L’été tunisien de tous les dangers

Après l’assassinat de Mohamed Brahmi et le carnage de Jebel Chaambi, le blocage politique est total et la rue en ébullition. Une seule solution : l’union nationale. Mais Ennahdha persiste dans le déni.

Funérailles de Mohamed brahmi, le 30 juillet. © FETHI BELAID / AFP

Funérailles de Mohamed brahmi, le 30 juillet. © FETHI BELAID / AFP

Publié le 12 août 2013 Lecture : 8 minutes.

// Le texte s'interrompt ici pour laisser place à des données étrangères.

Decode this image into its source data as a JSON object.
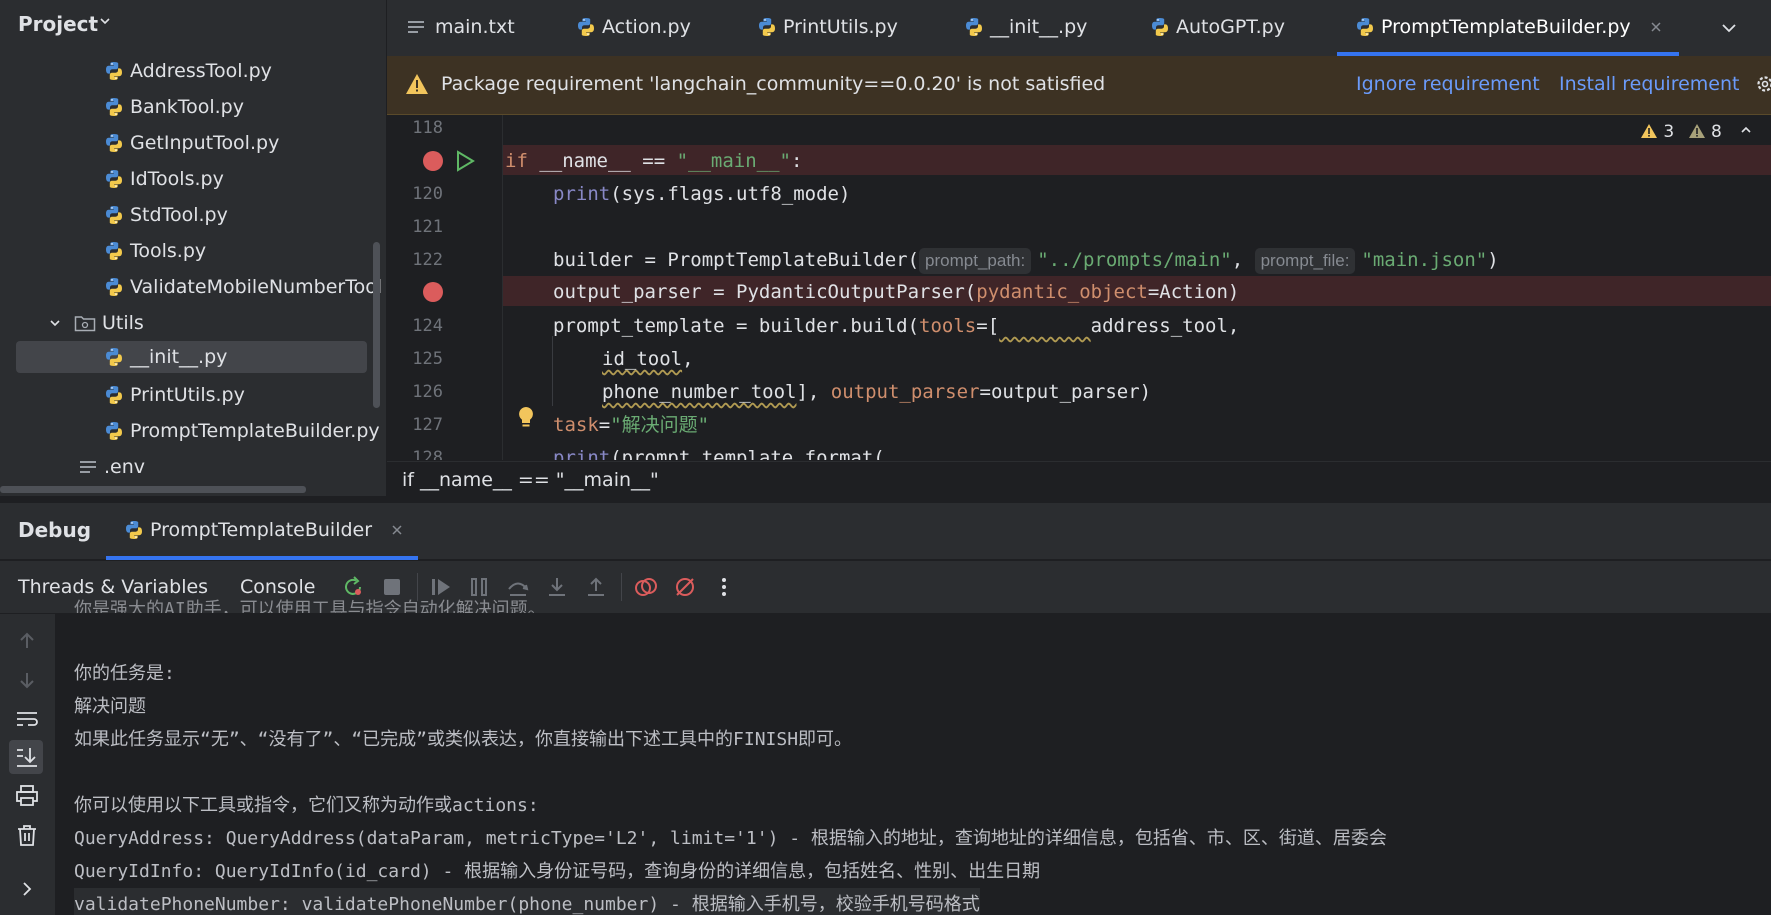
{
  "project": {
    "title": "Project",
    "files": [
      {
        "name": "AddressTool.py"
      },
      {
        "name": "BankTool.py"
      },
      {
        "name": "GetInputTool.py"
      },
      {
        "name": "IdTools.py"
      },
      {
        "name": "StdTool.py"
      },
      {
        "name": "Tools.py"
      },
      {
        "name": "ValidateMobileNumberTool"
      }
    ],
    "utils_folder": "Utils",
    "utils_files": [
      {
        "name": "__init__.py"
      },
      {
        "name": "PrintUtils.py"
      },
      {
        "name": "PromptTemplateBuilder.py"
      }
    ],
    "env_file": ".env"
  },
  "tabs": [
    {
      "label": "main.txt"
    },
    {
      "label": "Action.py"
    },
    {
      "label": "PrintUtils.py"
    },
    {
      "label": "__init__.py"
    },
    {
      "label": "AutoGPT.py"
    },
    {
      "label": "PromptTemplateBuilder.py"
    }
  ],
  "banner": {
    "text": "Package requirement 'langchain_community==0.0.20' is not satisfied",
    "ignore": "Ignore requirement",
    "install": "Install requirement"
  },
  "editor": {
    "line_numbers": [
      "118",
      "120",
      "121",
      "122",
      "124",
      "125",
      "126",
      "127",
      "128"
    ],
    "hint_prompt_path": "prompt_path:",
    "hint_prompt_file": "prompt_file:",
    "warnings_count": "3",
    "weak_warnings_count": "8"
  },
  "breadcrumb": "if __name__ == \"__main__\"",
  "debug": {
    "title": "Debug",
    "session": "PromptTemplateBuilder",
    "threads_tab": "Threads & Variables",
    "console_tab": "Console"
  },
  "console": {
    "lines": [
      "你的任务是:",
      "解决问题",
      "如果此任务显示“无”、“没有了”、“已完成”或类似表达，你直接输出下述工具中的FINISH即可。",
      "",
      "你可以使用以下工具或指令，它们又称为动作或actions:",
      "QueryAddress: QueryAddress(dataParam, metricType='L2', limit='1') - 根据输入的地址，查询地址的详细信息，包括省、市、区、街道、居委会",
      "QueryIdInfo: QueryIdInfo(id_card) - 根据输入身份证号码，查询身份的详细信息，包括姓名、性别、出生日期",
      "validatePhoneNumber: validatePhoneNumber(phone_number) - 根据输入手机号，校验手机号码格式"
    ]
  },
  "colors": {
    "accent": "#3574f0",
    "breakpoint": "#db5c5c",
    "warning": "#f2c55c"
  }
}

Pour mesurer la colère des Tunisiens, nul besoin de sondages. Tous les soirs, par dizaines de milliers, partout dans le pays, ils manifestaint pendant le ramadan pour réclamer la dissolution de l´Assemblée nationale constituante (ANC) et la démission de l´exécutif. Les mouvements Kasbah 1 et Kasbah 2, qui avaient fait chuter deux gouvernements de transition en 2011, ne sont rien en regard de la mobilisation de cette fin juillet caniculaire. Point de ralliement de la gronde, place du Bardo, à Tunis, en face de l´ANC, où l´impressionnant sit-in d´errahil (« sit-in du départ ») défie la première institution du pays et la formation islamiste Ennahdha, tenue pour responsable de la flambée de violence sans précédent que connaît la Tunisie. « Non contents de nous conduire à la ruine, ils nous ont divisés, ont semé la haine et se fichent du sang versé par les enfants du pays, c´en est trop ! » hurle une femme voilée qui a rejoint les manifestants. L´assassinat non élucidé du leader de gauche Chokri Belaïd, celui de Mohamed Brahmi, élu de la circonscription de Sidi Bouzid, berceau de la révolution, et l´embuscade terroriste qui a coûté la vie à huit soldats au Jebel Chaambi ont réveillé un sentiment national qui s´était quelque peu étiolé depuis la chute de Ben Ali. « La Tunisie d´abord ! » scande la foule du Bardo.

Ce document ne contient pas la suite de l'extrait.